Julio los ve cómo ríen, cómo miran, los anillos en sus dedos. Más allá de sus nombres y sus especulaciones, no sabe nada de ellos. Ellos saben menos de él. El hielo de su vaso está derretido, sobre el mismo trago aguado, una mano ajena sirve más alcohol y lo obliga a tomar.

En la pantalla del local corre un comercial. Un hombre firme, seguro y feliz lo mira. Sonríe de una manera que él desea.

“En el mundo existen las ovejas, los lobos… y los Alpha. ¿Tú quieres ser un Alpha?”

Toca el bote de pastillas en su bolsillo. El medicamento apaga el ruido en su cabeza, pero no lo deja ser él.

El hombre de la pantalla lo empieza a seguir. En el metro, la oficina, la calle. Siempre la misma pose segura, siempre la misma sonrisa confiada. A veces siente que le habla directamente.

¿Tú quieres ser un Alpha? —le dice viéndolo a los ojos.

Antes de dormir, recuerda la pregunta del médico frente al espejo.

¿Hay algún aspecto de su vida que le gustaría cambiar?

Imita la pose, la sonrisa. Analiza la imagen hasta que siente envidia de su propio reflejo. Con los labios apretados, salpica el espejo de agua y apaga la luz.

Julio está en la sala de su casa contemplando la noche citadina.

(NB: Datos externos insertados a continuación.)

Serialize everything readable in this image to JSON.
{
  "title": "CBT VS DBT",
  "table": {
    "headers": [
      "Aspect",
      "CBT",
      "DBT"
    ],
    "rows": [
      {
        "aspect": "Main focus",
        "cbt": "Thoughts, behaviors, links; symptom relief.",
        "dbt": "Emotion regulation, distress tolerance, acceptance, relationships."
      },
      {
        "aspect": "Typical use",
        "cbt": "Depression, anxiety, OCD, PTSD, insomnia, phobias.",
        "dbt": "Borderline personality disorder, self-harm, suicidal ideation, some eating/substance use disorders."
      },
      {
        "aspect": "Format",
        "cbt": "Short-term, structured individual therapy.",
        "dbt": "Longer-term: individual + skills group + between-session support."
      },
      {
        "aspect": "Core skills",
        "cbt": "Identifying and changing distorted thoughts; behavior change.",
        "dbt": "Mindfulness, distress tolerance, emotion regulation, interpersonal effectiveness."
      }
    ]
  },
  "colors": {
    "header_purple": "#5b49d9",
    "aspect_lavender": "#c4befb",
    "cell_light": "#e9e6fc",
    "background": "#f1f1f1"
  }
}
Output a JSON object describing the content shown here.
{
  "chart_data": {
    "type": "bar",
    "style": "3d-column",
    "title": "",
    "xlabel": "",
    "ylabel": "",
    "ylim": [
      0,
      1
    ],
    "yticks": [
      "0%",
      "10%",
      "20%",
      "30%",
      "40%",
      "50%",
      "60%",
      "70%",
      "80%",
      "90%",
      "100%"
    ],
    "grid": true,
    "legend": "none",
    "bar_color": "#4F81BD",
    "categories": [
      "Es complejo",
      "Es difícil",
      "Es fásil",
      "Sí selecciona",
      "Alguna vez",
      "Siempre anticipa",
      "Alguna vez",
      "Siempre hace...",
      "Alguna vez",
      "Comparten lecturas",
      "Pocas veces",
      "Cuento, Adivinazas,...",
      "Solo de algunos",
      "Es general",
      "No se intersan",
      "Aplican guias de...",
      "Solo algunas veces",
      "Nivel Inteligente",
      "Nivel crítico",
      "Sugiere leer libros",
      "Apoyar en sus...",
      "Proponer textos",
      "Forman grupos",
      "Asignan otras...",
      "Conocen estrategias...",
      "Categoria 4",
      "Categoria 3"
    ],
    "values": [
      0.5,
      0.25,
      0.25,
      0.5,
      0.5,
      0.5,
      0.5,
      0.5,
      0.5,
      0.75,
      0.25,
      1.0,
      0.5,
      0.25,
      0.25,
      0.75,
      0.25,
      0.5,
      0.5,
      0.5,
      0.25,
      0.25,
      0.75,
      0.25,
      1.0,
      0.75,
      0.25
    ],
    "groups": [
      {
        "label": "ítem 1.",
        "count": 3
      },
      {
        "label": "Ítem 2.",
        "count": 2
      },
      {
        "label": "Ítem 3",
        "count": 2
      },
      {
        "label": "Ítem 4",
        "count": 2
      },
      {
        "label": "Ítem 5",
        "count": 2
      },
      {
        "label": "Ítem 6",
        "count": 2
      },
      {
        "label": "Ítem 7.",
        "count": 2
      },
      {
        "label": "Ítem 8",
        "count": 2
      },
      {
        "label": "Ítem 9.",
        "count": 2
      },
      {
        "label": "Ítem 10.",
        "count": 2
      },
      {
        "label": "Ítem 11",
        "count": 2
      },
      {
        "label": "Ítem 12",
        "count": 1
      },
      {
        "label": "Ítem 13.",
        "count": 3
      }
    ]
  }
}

El grito estalla en algún lugar. Esta vez no hay sobresalto. Alice está a punto de transformarse, pero él no busca la salida. Está decidido a hacerle frente. El lobo ataca con las garras, él esquiva. Las tazas de té se quiebran en el suelo. El líquido mancha la alfombra. Otro zarpazo. El cuadro de aniversario se desgarra. El forcejeo rompe la ventana y caen enredados en el jardín. En algún lado Nancy grita por su vida mientras es desmembrada. Julio está debajo del lobo sin poder escapar. La boca se abre. El hilillo de baba cae en su cara. El lobo se lanza sobre su cuello. La mordida es interceptada por el antebrazo. La sangre se derrama. Los cuerpos ruedan. Julio queda sobre la bestia. Está en ventaja. Entonces lo estrangula. El lobo lucha, rasga sus hombros. Julio aprieta con fuerza. Los gritos de la noche se cuelan en su cabeza. Sirenas, ladridos, lo llaman. El lobo araña. Julio aprieta aún más. Está en control. Es un Macho Alpha.

Unas manos lo derriban contra el suelo. Julio se sacude aturdido entre destellos rojos y azules. La imagen del lobo se desvanece.

Alice yace tendida sobre la cama con los ojos desorbitados, el cuerpo inerte. El teléfono en su mano mantiene la llamada de emergencia en línea. La bola blanca ladra frenética. La habitación está llena de policías.

—¡Alice! —grita.

—Silencio —los oficiales lo esposan.

—Queda detenido por homicidio en primer grado. Todo lo que diga será usado en su contra.